The NEX team is developing several foundational NIC products as well as working on another industry-first: Intel’s Infrastructure Processing Unit (IPU) product line. The IPU is a novel and efficient way to build out cloud and enterprise data centres by accelerating network infrastructure and reducing overhead from the main processors so they can focus on the target application.
What is the role the local site plays in the city’s economy/tech eco-system and with Intel’s global business?
JS: Intel is a big player in Vancouver’s high tech industry, directly employing over 200 engineers and supporting staff and indirectly supporting many others via contracts, partnerships, etc. As I mentioned, all these staff contribute to Intel’s IDM2.0 strategy, which is to diversify semiconductor production, bringing it closer to home in North America. The Vancouver IFS team is vertically-integrated and participates in many functions from architecture and pre-silicon design/verification through power-on and post-silicon validation.
Also, we have great relationships with the local and regional post-secondary schools and have provided a wonderful experience for many students via internships, helping them learn and launch their careers.
What makes Vancouver an attraction to tech companies?
JS: Vancouver is a sweet spot for the tech industry for a few key reasons. First and foremost, all the amazing local talent we have! Partnering with Canadian universities has been a huge advantage for Intel to attract and grow a talented employee base. Secondly, we are in very close proximity to other USA technology centres including Seattle and Silicon Valley (California). We’re even in the same time zone as the headquarters for most American tech companies, so in the increasingly-virtual work environment (where people can contribute from anywhere), Vancouver teams integrate easily, not requiring any special logistical accommodations. Lastly, the BC government is very friendly to technology employers, offering R&D credits and other incentives.

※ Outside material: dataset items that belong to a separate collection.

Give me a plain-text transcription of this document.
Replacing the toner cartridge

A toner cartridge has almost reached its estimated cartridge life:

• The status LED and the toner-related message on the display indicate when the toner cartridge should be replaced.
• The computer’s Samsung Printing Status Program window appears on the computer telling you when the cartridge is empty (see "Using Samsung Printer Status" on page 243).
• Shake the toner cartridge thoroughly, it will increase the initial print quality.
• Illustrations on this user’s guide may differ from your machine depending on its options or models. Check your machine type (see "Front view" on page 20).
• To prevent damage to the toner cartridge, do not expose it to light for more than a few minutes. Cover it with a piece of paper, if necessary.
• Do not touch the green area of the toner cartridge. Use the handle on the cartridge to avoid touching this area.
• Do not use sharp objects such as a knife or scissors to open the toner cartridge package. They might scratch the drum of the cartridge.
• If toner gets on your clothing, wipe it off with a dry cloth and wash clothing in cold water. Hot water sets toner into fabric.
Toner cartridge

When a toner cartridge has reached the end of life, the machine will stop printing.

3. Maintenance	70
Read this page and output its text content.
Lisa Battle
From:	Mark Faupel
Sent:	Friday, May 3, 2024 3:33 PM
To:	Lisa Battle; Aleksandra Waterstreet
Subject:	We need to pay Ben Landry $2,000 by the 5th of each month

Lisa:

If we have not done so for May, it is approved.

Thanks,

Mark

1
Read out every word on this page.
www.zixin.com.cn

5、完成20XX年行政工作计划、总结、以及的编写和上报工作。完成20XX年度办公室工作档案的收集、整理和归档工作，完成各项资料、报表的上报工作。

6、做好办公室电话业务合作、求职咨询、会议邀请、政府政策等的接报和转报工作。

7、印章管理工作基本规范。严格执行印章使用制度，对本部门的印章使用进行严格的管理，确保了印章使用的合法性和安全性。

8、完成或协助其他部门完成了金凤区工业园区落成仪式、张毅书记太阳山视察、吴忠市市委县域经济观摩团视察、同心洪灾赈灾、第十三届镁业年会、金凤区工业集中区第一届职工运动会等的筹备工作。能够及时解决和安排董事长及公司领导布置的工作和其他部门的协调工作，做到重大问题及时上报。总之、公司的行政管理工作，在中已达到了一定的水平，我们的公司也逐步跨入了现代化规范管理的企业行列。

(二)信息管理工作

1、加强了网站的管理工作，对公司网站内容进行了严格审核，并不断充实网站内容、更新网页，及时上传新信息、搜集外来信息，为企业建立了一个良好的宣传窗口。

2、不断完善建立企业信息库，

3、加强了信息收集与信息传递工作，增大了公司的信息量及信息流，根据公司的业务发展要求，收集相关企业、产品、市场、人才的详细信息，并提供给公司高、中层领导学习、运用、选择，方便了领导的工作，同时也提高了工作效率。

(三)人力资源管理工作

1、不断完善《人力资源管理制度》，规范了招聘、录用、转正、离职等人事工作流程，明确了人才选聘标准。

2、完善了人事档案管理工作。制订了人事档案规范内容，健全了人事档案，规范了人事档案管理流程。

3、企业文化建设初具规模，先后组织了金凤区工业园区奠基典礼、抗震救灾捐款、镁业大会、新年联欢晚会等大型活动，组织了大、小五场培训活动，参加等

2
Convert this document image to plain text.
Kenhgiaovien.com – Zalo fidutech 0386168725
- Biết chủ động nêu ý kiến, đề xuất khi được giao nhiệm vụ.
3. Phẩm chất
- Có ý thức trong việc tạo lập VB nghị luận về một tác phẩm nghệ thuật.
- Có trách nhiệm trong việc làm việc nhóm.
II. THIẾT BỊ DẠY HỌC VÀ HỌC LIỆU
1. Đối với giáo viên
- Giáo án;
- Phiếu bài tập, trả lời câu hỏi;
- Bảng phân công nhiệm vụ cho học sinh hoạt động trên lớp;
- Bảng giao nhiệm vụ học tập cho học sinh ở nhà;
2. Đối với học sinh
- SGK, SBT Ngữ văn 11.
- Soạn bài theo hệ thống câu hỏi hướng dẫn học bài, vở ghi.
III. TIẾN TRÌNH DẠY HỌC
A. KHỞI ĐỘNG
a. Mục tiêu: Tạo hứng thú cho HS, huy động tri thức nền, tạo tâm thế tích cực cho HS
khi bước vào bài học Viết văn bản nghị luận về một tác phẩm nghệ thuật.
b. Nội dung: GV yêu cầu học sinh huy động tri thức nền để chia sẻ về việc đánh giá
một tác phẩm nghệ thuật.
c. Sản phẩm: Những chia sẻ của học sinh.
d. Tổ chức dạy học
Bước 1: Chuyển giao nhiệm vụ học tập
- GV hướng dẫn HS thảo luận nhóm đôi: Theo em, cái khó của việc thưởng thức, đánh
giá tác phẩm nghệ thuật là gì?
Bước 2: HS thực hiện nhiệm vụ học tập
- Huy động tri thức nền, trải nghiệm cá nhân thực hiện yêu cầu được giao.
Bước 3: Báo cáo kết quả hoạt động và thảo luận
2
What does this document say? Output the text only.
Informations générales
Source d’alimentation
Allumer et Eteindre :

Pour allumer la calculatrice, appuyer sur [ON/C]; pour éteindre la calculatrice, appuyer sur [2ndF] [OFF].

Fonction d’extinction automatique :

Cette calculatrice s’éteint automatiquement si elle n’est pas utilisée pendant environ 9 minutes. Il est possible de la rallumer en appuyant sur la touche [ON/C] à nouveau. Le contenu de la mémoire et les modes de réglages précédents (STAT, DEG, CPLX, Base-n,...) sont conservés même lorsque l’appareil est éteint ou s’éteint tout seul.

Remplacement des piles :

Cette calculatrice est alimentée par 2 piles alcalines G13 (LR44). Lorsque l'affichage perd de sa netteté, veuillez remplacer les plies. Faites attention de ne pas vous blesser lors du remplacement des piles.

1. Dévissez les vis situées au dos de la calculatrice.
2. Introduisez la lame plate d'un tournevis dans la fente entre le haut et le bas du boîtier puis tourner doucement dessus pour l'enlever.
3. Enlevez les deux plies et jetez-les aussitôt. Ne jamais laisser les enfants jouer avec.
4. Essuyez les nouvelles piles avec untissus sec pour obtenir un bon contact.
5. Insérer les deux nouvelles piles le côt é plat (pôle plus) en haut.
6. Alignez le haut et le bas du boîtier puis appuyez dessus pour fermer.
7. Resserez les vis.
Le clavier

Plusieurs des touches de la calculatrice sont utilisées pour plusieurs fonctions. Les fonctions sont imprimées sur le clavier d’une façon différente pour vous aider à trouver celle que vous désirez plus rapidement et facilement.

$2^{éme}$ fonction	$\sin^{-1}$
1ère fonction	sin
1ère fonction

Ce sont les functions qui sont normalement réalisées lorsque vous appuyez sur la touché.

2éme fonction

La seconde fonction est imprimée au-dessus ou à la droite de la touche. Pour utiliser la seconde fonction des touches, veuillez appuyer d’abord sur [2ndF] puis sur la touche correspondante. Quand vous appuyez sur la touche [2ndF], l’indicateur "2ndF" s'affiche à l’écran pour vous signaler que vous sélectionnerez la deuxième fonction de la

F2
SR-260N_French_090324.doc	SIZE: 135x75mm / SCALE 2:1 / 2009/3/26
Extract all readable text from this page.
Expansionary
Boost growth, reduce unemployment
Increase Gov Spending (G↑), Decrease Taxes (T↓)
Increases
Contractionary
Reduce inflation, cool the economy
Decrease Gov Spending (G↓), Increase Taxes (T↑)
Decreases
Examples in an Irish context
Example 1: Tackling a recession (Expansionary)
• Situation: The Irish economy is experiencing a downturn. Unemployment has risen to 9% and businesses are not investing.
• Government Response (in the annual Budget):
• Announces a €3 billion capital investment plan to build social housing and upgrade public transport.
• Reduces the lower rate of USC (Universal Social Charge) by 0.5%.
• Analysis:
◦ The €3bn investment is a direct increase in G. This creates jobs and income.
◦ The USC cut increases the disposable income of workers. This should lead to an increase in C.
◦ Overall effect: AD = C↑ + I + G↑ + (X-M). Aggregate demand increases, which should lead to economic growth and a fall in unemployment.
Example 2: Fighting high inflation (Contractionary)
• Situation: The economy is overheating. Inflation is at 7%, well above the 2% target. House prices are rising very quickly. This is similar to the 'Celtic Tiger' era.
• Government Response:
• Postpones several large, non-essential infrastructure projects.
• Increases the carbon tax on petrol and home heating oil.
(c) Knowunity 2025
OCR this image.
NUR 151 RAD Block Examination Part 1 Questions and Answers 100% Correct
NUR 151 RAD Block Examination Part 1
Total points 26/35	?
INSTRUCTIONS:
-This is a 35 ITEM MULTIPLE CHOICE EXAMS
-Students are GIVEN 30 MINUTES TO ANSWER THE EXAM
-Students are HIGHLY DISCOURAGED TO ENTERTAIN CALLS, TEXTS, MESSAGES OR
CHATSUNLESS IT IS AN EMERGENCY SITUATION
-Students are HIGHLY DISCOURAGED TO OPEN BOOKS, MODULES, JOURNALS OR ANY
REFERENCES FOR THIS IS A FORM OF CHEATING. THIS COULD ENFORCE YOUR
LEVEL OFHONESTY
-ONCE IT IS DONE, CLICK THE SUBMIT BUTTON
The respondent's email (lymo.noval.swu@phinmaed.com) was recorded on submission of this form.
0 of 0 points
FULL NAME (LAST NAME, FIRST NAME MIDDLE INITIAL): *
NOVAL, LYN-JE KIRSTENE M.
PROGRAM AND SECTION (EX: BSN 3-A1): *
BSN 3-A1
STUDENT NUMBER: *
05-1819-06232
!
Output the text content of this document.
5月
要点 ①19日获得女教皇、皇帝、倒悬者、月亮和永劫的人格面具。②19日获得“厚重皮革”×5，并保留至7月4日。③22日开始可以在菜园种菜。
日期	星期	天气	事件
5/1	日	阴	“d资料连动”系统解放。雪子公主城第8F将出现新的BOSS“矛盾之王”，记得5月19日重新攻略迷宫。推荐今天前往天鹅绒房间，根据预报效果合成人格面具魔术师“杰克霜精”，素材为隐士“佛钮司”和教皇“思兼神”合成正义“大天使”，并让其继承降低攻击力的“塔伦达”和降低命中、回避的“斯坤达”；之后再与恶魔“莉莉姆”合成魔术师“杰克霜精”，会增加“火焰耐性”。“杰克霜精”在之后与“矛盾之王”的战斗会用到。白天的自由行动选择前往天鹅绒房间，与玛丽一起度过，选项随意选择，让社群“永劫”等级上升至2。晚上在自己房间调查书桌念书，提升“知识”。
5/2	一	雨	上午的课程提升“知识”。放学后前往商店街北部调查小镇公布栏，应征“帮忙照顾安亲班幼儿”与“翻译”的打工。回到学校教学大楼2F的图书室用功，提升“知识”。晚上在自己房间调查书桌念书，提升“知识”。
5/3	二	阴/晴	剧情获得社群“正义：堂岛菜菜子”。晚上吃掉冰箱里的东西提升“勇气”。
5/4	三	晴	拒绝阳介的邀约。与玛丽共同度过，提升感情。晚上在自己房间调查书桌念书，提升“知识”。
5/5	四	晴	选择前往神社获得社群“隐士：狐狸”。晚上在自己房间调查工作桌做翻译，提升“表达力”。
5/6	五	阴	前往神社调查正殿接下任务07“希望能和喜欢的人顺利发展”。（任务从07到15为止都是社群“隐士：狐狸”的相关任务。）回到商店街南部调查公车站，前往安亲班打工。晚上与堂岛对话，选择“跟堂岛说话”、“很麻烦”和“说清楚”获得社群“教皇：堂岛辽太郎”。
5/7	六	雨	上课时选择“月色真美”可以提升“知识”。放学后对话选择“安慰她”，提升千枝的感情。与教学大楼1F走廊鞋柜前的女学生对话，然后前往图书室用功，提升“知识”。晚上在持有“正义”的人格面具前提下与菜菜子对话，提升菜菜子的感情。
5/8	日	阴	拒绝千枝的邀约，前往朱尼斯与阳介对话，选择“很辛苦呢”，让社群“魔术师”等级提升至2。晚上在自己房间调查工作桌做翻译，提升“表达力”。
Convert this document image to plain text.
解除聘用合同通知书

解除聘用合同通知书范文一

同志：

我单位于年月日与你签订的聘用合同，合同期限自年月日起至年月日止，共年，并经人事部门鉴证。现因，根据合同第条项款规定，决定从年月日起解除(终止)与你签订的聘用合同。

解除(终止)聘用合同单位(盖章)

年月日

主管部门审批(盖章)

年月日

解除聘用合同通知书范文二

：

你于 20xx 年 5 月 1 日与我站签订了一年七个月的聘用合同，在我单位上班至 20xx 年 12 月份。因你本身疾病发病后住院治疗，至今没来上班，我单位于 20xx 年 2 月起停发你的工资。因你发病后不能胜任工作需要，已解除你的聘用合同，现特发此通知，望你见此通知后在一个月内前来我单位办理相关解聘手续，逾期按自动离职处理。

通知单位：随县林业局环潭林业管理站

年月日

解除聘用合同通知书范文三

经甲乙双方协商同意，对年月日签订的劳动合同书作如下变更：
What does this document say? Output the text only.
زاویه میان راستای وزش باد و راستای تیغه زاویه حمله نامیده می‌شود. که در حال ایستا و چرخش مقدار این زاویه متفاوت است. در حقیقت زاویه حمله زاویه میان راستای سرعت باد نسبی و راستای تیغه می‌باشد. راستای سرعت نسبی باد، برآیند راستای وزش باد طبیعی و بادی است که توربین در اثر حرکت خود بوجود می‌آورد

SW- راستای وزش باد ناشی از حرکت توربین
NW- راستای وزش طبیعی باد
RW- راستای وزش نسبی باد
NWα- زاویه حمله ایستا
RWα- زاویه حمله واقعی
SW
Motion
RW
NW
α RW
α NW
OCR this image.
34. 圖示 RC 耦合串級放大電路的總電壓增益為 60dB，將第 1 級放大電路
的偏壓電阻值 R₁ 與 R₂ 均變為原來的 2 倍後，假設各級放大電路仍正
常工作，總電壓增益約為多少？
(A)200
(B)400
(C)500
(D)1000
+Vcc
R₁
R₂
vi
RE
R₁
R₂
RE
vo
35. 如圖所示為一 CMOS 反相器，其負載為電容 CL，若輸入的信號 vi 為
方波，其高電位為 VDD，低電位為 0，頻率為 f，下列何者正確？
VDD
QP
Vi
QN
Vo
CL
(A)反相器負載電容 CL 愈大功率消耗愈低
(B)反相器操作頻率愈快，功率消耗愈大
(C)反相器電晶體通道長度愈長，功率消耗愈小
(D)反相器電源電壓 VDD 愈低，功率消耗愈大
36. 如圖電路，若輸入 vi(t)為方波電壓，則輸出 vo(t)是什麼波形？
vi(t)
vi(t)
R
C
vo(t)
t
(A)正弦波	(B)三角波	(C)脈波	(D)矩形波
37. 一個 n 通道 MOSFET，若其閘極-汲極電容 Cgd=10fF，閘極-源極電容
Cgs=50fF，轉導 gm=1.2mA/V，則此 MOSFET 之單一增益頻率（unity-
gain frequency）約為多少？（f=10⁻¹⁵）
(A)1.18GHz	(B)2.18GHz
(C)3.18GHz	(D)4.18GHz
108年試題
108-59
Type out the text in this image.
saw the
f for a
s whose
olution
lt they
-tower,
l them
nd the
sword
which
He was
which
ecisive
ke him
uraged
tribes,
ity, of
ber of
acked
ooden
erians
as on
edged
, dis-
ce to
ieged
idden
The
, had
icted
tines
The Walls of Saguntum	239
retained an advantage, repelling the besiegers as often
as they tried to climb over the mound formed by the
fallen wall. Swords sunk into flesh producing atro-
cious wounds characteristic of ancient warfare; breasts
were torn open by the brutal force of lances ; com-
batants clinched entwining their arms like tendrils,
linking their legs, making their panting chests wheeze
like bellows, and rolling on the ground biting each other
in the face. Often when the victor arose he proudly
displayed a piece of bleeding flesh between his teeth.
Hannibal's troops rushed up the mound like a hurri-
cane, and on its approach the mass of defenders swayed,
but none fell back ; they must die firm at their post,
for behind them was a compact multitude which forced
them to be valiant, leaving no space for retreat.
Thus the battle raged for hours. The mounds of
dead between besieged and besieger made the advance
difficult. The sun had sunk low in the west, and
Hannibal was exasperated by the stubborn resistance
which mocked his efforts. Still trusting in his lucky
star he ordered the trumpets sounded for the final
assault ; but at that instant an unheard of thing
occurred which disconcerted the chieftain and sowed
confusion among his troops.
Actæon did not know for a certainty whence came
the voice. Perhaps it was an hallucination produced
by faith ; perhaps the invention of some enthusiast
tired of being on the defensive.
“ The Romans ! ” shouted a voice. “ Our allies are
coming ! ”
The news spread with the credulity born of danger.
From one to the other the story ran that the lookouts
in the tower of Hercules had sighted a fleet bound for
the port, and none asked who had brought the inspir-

What are Intel’s future plans for its Vancouver site? How do you see it evolving?
JS: Intel’s Vancouver site is already home to employees from multiple top-level business units (e.g., Intel Foundry Services and Networking & Edge Group) and we intend to expand in both depth & breadth across Intel’s portfolio of products and services. The IFS team is at the core of the System Foundry strategy, providing value-added services to IFS clients globally. I see this role expanding as the IFS business grows from a few key customers to the second largest foundry in the world. Similarly, the NEX team is instrumental in delivering the IPU product line (silicon and software) which will become more and more strategic as it rolls out across the cloud industry. Over time I can see other business units recognizing the unique capabilities offered here in Vancouver and we welcome those avenues for growth as well.